Reduce application and worker concurrency, stop non-essential background jobs, confirm whether OOM kills are occurring, and restore service stability before deeper profiling.
How do I separate app issues from database issues?
Check process-level CPU and memory first, then inspect active database queries and slow query stats. If app CPU is high with normal DB load, focus on application code. If DB sessions and query durations spike, focus on queries and indexes.
Why does the app recover after restart but fail again later?
That usually indicates a memory leak, cache growth, repeating job burst, or a traffic pattern that rebuilds the same pressure over time.
Can rate limiting help CPU and memory issues?

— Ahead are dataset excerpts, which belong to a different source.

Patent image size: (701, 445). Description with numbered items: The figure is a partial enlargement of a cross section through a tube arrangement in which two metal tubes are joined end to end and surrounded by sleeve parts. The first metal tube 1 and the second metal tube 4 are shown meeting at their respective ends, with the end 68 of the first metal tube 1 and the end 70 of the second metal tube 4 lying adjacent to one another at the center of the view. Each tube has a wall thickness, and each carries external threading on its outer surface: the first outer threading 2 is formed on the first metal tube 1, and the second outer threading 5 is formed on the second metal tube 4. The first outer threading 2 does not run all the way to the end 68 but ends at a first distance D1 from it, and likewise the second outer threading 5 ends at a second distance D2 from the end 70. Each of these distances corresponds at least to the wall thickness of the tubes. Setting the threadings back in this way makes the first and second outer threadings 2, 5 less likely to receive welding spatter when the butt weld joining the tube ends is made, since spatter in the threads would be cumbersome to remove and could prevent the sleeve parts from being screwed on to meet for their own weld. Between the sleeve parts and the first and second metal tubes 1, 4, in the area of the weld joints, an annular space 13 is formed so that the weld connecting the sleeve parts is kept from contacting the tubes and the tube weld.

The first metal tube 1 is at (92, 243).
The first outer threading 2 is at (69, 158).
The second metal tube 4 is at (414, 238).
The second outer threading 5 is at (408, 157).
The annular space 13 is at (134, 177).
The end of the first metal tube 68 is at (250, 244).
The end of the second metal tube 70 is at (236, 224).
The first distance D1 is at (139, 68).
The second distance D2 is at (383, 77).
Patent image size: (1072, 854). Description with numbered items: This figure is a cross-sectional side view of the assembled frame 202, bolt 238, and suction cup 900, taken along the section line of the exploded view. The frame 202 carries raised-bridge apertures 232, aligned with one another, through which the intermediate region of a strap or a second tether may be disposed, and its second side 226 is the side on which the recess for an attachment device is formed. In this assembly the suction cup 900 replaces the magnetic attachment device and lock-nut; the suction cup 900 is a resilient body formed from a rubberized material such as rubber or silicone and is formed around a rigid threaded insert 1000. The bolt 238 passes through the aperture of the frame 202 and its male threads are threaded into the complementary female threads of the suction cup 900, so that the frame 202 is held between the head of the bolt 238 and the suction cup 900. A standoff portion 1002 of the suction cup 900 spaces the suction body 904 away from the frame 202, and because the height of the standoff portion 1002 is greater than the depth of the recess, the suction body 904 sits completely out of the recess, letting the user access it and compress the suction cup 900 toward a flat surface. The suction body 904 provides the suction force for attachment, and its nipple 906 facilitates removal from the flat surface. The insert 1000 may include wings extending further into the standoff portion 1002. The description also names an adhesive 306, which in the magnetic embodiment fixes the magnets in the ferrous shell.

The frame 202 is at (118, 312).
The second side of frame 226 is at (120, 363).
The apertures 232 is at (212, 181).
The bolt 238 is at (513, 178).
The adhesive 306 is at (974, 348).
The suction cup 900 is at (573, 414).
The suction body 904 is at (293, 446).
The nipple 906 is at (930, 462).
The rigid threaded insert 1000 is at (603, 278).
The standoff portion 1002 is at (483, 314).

Yes. If a small set of endpoints or clients is creating disproportionate load, rate limiting and caching can stabilize the service quickly.
Should I use more workers to improve performance?
Not automatically. More workers may improve throughput for idle CPU capacity, but they also increase memory usage and can worsen contention if the database or host is already the bottleneck.
Final takeaway
Do not treat high CPU or memory as a generic scaling problem. Identify the overloaded process, confirm whether the trigger is traffic, code, database, or jobs, apply a safe mitigation, then implement a permanent fix with monitoring in place.